Те, кому посвятил свою запись Шамов, сейчас тряслись в маленьком плетеном ходке. Принахмурив густые, непроглядной черноты брови, Василий Иванович смотрел куда-то вдаль и молчал. Полина Михайловна тоже молчала. На душе у нее было нехорошо от разговора с Шамовым. Скользкий человек. Никогда не поймешь, что у него на уме. Говорит одно, думает другое, а делает
Федотова покосилась на Рыбакова. Строгий смуглый профиль с насупленными бровями и плотно сжатыми тонкими губами. Ей захотелось сделать приятное товарищу, сказать что-нибудь такое, от чего лицо его мгновенно бы посветлело и озарилось улыбкой.

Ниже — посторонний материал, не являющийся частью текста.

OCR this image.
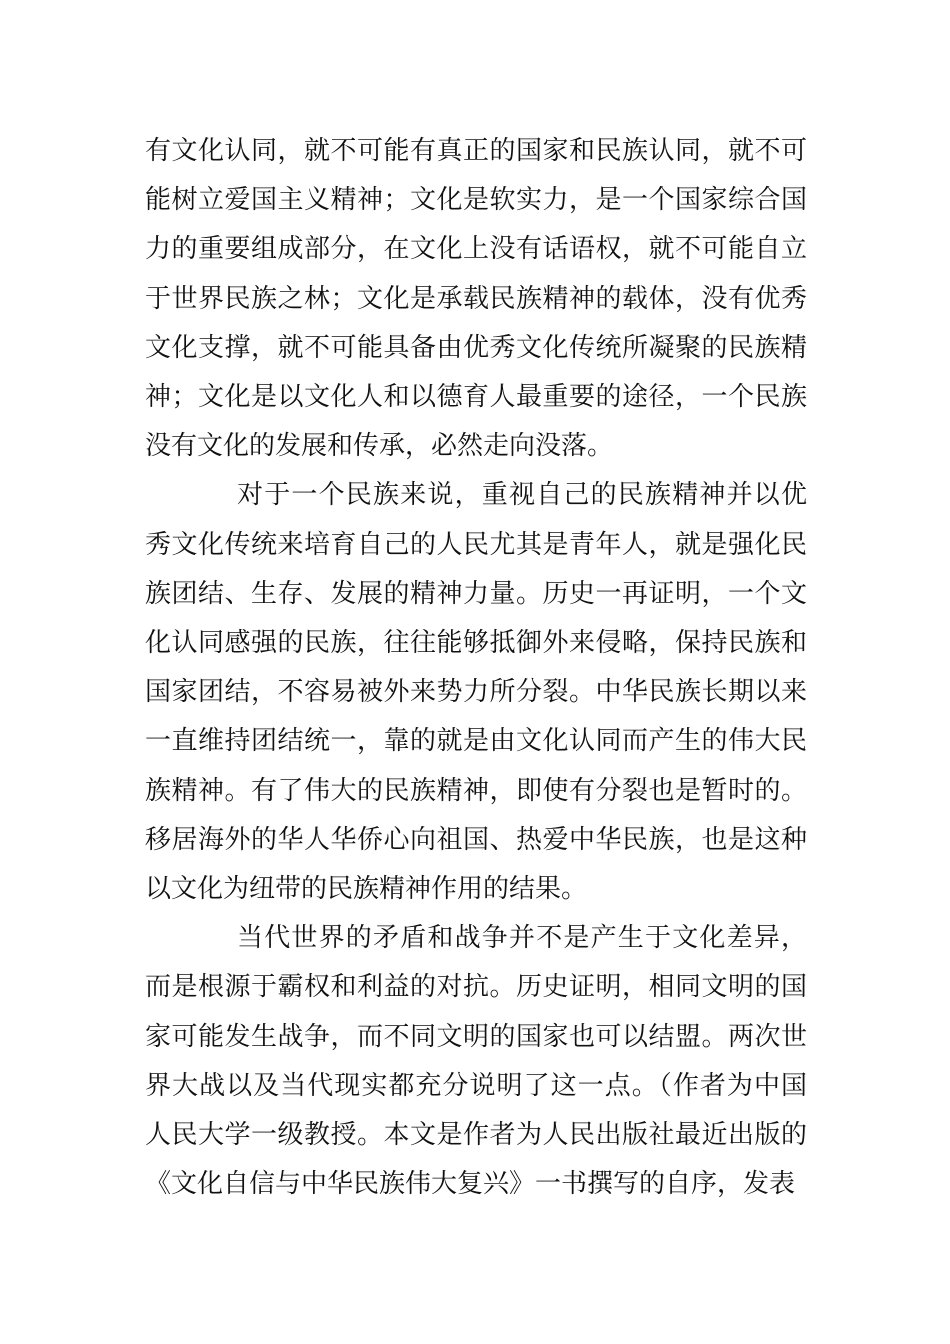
有文化认同，就不可能有真正的国家和民族认同，就不可能树立爱国主义精神；文化是软实力，是一个国家综合国力的重要组成部分，在文化上没有话语权，就不可能自立于世界民族之林；文化是承载民族精神的载体，没有优秀文化支撑，就不可能具备由优秀文化传统所凝聚的民族精神；文化是以文化人和以德育人最重要的途径，一个民族没有文化的发展和传承，必然走向没落。

对于一个民族来说，重视自己的民族精神并以优秀文化传统来培育自己的人民尤其是青年人，就是强化民族团结、生存、发展的精神力量。历史一再证明，一个文化认同感强的民族，往往能够抵御外来侵略，保持民族和国家团结，不容易被外来势力所分裂。中华民族长期以来一直维持团结统一，靠的就是由文化认同而产生的伟大民族精神。有了伟大的民族精神，即使有分裂也是暂时的。移居海外的华人华侨心向祖国、热爱中华民族，也是这种以文化为纽带的民族精神作用的结果。

当代世界的矛盾和战争并不是产生于文化差异，而是根源于霸权和利益的对抗。历史证明，相同文明的国家可能发生战争，而不同文明的国家也可以结盟。两次世界大战以及当代现实都充分说明了这一点。（作者为中国人民大学一级教授。本文是作者为人民出版社最近出版的《文化自信与中华民族伟大复兴》一书撰写的自序，发表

Полина Михайловна дотронулась до его руки, спросила сочувственно:
— О чем задумались?
Он ответил не сразу. Посмотрел на нее в упор пристально и долго. Отвел глаза в сторону, вздохнул. Заговорил медленно и негромко:
— О разном… — Зажав коленями вожжи, достал кисет, свернул папиросу, закурил. Глубоко затянулся. — О разном. Погода вроде добреет, но ненадолго. Хватит ли сил за несколько дней повалить и заскирдовать весь хлеб. А если не хватит? Люди чертовски устали. Иной раз поглядишь на них — в чем душа держится. А работают! Просто чудеса творят. И не ради сытой жизни, а ради будущего, ради победы. Это надо понимать… — Он снова затянулся папиросой. Голос его вдруг обмяк, потеплел. — Будь я художником, я бы такую картину нарисовал: серое небо над сжатым полем, а на нем стоит женщина, простая русская баба. Босая, усталая. Но гордая и сильная. Она протягивает полные пригоршни зерна. А рядом с ней мальчонка лет тринадцати. В закатанных штанах, в заплатанной рубахе. Голодными жадными глазами глядит он на зерно, которое капает из пригоршней женщины, как слезы. Назвал бы я эту картину «Хлеб». Тут, конечно, большое мастерство нужно. Надо так нарисовать, чтобы картина брала человека за самое сердце, чтоб душу ему опаляла. Нельзя, чтобы люди забыли, кому обязана жизнью наша земля!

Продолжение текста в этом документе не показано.